Yair Tsaban, a member of the Youth Brigades at the time, was sent to bury the corpses in fear of the Red Cross showing up “at any moment, and it was necessary to blur the traces [of the killings] because publication of pictures and testimonies about what had happened in the village would be very damaging to the image of our War of Independence.”

Tsaban stated that during that process, he did not at all encounter a corpse of an armed man but “mostly women and old men.” He also testified to seeing civilians shot in the back, “An old man and a woman, sitting in the corner of a room with their faces to the wall, and they are shot in the back.”
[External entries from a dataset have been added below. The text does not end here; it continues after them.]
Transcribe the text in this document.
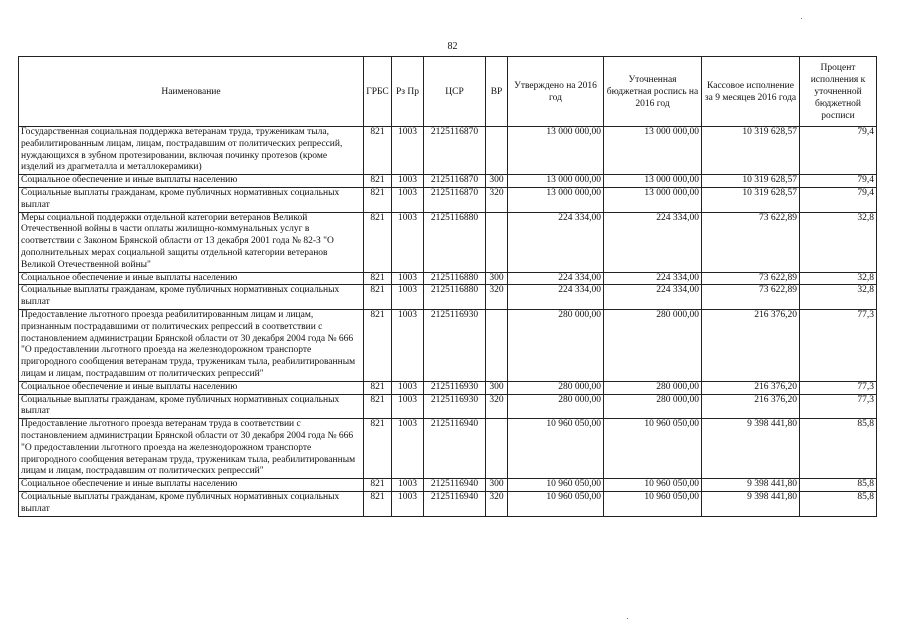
82
Наименование	ГРБС	Рз Пр	ЦСР	ВР	Утверждено на 2016 год	Уточненная бюджетная роспись на 2016 год	Кассовое исполнение за 9 месяцев 2016 года	Процент исполнения к уточненной бюджетной росписи
Государственная социальная поддержка ветеранам труда, труженикам тыла, реабилитированным лицам, лицам, пострадавшим от политических репрессий, нуждающихся в зубном протезировании, включая починку протезов (кроме изделий из драгметалла и металлокерамики)	821	1003	2125116870		13 000 000,00	13 000 000,00	10 319 628,57	79,4
Социальное обеспечение и иные выплаты населению	821	1003	2125116870	300	13 000 000,00	13 000 000,00	10 319 628,57	79,4
Социальные выплаты гражданам, кроме публичных нормативных социальных выплат	821	1003	2125116870	320	13 000 000,00	13 000 000,00	10 319 628,57	79,4
Меры социальной поддержки отдельной категории ветеранов Великой Отечественной войны в части оплаты жилищно-коммунальных услуг в соответствии с Законом Брянской области от 13 декабря 2001 года № 82-З "О дополнительных мерах социальной защиты отдельной категории ветеранов Великой Отечественной войны"	821	1003	2125116880		224 334,00	224 334,00	73 622,89	32,8
Социальное обеспечение и иные выплаты населению	821	1003	2125116880	300	224 334,00	224 334,00	73 622,89	32,8
Социальные выплаты гражданам, кроме публичных нормативных социальных выплат	821	1003	2125116880	320	224 334,00	224 334,00	73 622,89	32,8
Предоставление льготного проезда реабилитированным лицам и лицам, признанным пострадавшими от политических репрессий в соответствии с постановлением администрации Брянской области от 30 декабря 2004 года № 666 "О предоставлении льготного проезда на железнодорожном транспорте пригородного сообщения ветеранам труда, труженикам тыла, реабилитированным лицам и лицам, пострадавшим от политических репрессий"	821	1003	2125116930		280 000,00	280 000,00	216 376,20	77,3
Социальное обеспечение и иные выплаты населению	821	1003	2125116930	300	280 000,00	280 000,00	216 376,20	77,3
Социальные выплаты гражданам, кроме публичных нормативных социальных выплат	821	1003	2125116930	320	280 000,00	280 000,00	216 376,20	77,3
Предоставление льготного проезда ветеранам труда в соответствии с постановлением администрации Брянской области от 30 декабря 2004 года № 666 "О предоставлении льготного проезда на железнодорожном транспорте пригородного сообщения ветеранам труда, труженикам тыла, реабилитированным лицам и лицам, пострадавшим от политических репрессий"	821	1003	2125116940		10 960 050,00	10 960 050,00	9 398 441,80	85,8
Социальное обеспечение и иные выплаты населению	821	1003	2125116940	300	10 960 050,00	10 960 050,00	9 398 441,80	85,8
Социальные выплаты гражданам, кроме публичных нормативных социальных выплат	821	1003	2125116940	320	10 960 050,00	10 960 050,00	9 398 441,80	85,8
A member of the Information Service of the Haganah at the time, Shraga Peled, told his story Personally to Shoshani. “When I got to Deir Yassin, the first thing I saw was a big tree to which a young Arab fellow was tied. And this tree was burnt in a fire. They had tied him to it and burned him. I photographed that.” Peled was sent to document the events, and later gave the film to his superiors. He hasn’t seen it since then.

Also hidden in Israeli archives, and featured in Shoshani’s film, is a scene of orphaned children whose parents had been killed at Deir Yassin. This, along with a mammoth amount of looted and hidden history, remains in the Israeli military’s archives. Shoshani’s petition against hiding the archives, which was supported by Haaretz, was rejected by Israel’s High Court and finally by the Supreme Court in 2010. “The state explained that publication of the pictures was liable to damage the state’s foreign relations and the ‘respect for the dead,” stated Haaretz.

The Massacre of Deir Yassin is only a single incident. Seventy years of history remain censored by the state of Israel.